Hesabım
    Eş Ruhumun Eş Zamanı
    BEYAZPERDE ELEŞTİRİSİ
    1,0
    Çok Kötü
    Eş Ruhumun Eş Zamanı
    Yazar: Banu Bozdemir

    Evet, "ruh eşi" diye bir şey var, kabul ediyoruz. Kimisi ruh eşini bulur, kimisi uydurur. Işık Elçi ve R. Şanal ruh eşi olduklarını düşündükleri için birlikte yazdıkları Eşruhumun Eşzamanı adlı kitabı filme çekmeye karar vermişler. Işık Elçi yazmış, R. Şanal'da çekmiş.

    Öncelikle filmin spiritüel iddiası için epey çaba sarfedildiğini ekleyelim. Tabii ki bu konuda çok film izledik ama bu filmi izlerken, insanların birbirine geçen enerjileri konusunda zorlama bir hal hissettim. Kuantum benim ve etrafımdaki birçok insanın uzağında bir konu olduğu için biz birbirimize ‘dur ben sana geriye dönük hipnoz yapayım' ya da durup dururken ‘ben senin evleneceğin kişiyi biliyorum' demiyoruz. İki insanın arasındaki enerjiyi cayır cayır yanan alev yumağı olarak görmüyoruz mesela.

    Aslında bu film içgüdülerin kesin vurgulu hali... Kaderci bir bakış açısı içeriyor ama bunu insanların kendilerine bırakarak aynı zamanda bu tanımdan sıyrılıyor. Ve kendisine ‘ilk yerli kuantum' filmi olma gibi bir özellik atfediyor. Kitapları çok sattığından beri bu tarz filmlerle haşır neşiriz. Ne @#!* Biliyoruz Ki!? (What the Bleep do we Know !?) bu anlamda karışık ama en azından kuantum olayına açıklık getirmeye çalışan bir filmdi. Yarı kurmaca yarı belgesel filmde olayın kahramanı Amanda gibi görünse de aslında araştırmacılar, doğaüstü olan kişiler ve araştırmacılar da işin içindeydi. Eş Ruhumun Eş Zamanı bu anlamda yalandan bir kafa karışıklığı atıyor ortaya. Kadının varoluşsal bir problemi yok zaten, adamınki ise kadından sakladığı oğlu ve birazcık da üretim kabızlığı...

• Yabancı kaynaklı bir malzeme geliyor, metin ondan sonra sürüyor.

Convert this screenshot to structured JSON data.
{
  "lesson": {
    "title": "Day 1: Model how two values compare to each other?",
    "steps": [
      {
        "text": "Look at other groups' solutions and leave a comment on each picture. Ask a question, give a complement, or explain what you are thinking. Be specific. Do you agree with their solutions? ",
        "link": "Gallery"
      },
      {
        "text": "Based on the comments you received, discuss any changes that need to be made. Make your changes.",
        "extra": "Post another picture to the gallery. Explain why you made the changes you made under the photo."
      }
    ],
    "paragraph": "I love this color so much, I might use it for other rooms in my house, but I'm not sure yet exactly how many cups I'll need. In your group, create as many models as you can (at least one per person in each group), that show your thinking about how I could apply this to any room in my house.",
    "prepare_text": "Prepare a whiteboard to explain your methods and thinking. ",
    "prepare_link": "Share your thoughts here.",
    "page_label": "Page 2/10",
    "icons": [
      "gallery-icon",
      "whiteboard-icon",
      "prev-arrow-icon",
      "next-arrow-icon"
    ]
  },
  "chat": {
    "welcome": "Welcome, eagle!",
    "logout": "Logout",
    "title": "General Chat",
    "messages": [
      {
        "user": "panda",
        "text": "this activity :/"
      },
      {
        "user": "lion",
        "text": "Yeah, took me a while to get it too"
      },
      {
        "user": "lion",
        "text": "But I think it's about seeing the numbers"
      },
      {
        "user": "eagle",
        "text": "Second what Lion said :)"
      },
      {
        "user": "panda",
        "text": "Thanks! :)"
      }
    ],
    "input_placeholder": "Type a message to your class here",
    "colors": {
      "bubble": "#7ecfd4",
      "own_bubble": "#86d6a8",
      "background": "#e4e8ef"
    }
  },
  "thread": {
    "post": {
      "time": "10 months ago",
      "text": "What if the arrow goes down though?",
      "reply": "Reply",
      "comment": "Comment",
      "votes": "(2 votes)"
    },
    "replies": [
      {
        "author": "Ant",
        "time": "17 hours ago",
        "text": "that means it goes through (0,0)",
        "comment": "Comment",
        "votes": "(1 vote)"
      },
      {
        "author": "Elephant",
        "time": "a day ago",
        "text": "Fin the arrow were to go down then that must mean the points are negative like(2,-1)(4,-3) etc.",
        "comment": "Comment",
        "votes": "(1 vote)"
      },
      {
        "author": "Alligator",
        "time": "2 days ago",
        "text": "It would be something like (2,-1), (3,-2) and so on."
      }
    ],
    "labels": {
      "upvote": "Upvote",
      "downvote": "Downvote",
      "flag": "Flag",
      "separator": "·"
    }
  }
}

    Bir başka örnek, Bay Hiçkimse (Mr. Nobody) ise paralel evrenler arasında ve her verdiğimiz kararın kaderimizde yarattığı etki konusunda diyalogları, anlatımı ve örneklemeleri konusunda gayet ilginç bir filmdi. Şimdi ilk yerli kuantum filmi olma iddiasındaki Eşruhumun Eşzamanı'nı bu tür örneklerle kıyaslayınca hiçbir benzerlik kuramadığımız gibi, eli yüzü düzgün bir senaryodan da bahsedemiyoruz.

    Işıl ve Şanal arasında zaten filizlenecek olan bir aşk var ve biz bunu biliyoruz. Sadece yöntemi bilmiyoruz. Filmin bize göstermesi gereken şey sadece bu... Ama film bize bunu da gösteremeyince, filme ilişkin en ufak beklentiniz de uçup gidiyor elinizden.

    Filmin kaderci olduğunu söylemiştim, hatta sıkı kaderci. Ama bunu kabul etmiyor, kaderi kişilerin hayattan beklentisi haline sokuyor. Ama zaten her şey belli, Işık ve Şanal birbirinin eş ruhu! Filmin şöyle de garip bir anlatımı var: Bize ilk baştan yeşil ışığı yakıyor bunlar eş ruh diye, ama birlikteliklerini zorlaştırıcı hale getiriyor. Araya da iki tane gizemli sahne, elektriklenme, seans, tahminler atınca al sana kuantum felsefesi ve filmi! Bir de madem karakterler  bu kadar mistik ve inançlılar, neden kadın annesini düşünsel olarak bu kadar itiyor? Adam neden evleneceği kadına önceki hayatından ve çocuğundan bahsetmiyor? Neden ortada bir şey yokken bu kadar gizemli hale sokmaya çalışıyorlar filmi?

    Sonuçta kamera bazı anlarda güzel açılar, mekanlar yakalamış, ama genelde yakın çekimlerle ve yüze odaklı kadrajlarla tam bir dizi atmosferi yakalanıyor. O yüzden dizi izlemeye yatkın bünyelere farklı ve iyi gelebilir! İnsanların bu konulara olan düşkünlüğü de epey fazla. Ama "eş ruh" konusu ancak bu kadar sığ anlatılabilirdi. Keşke sorular, gizemler, anlatım ve deneyimler konusunda ilk yerli kuantum filmi olma özelliği yakalayabilseydi... Ben sonu belli olan ve bunu da düzgün hikayelendirmeyi başaramayan bir film izledim sadece.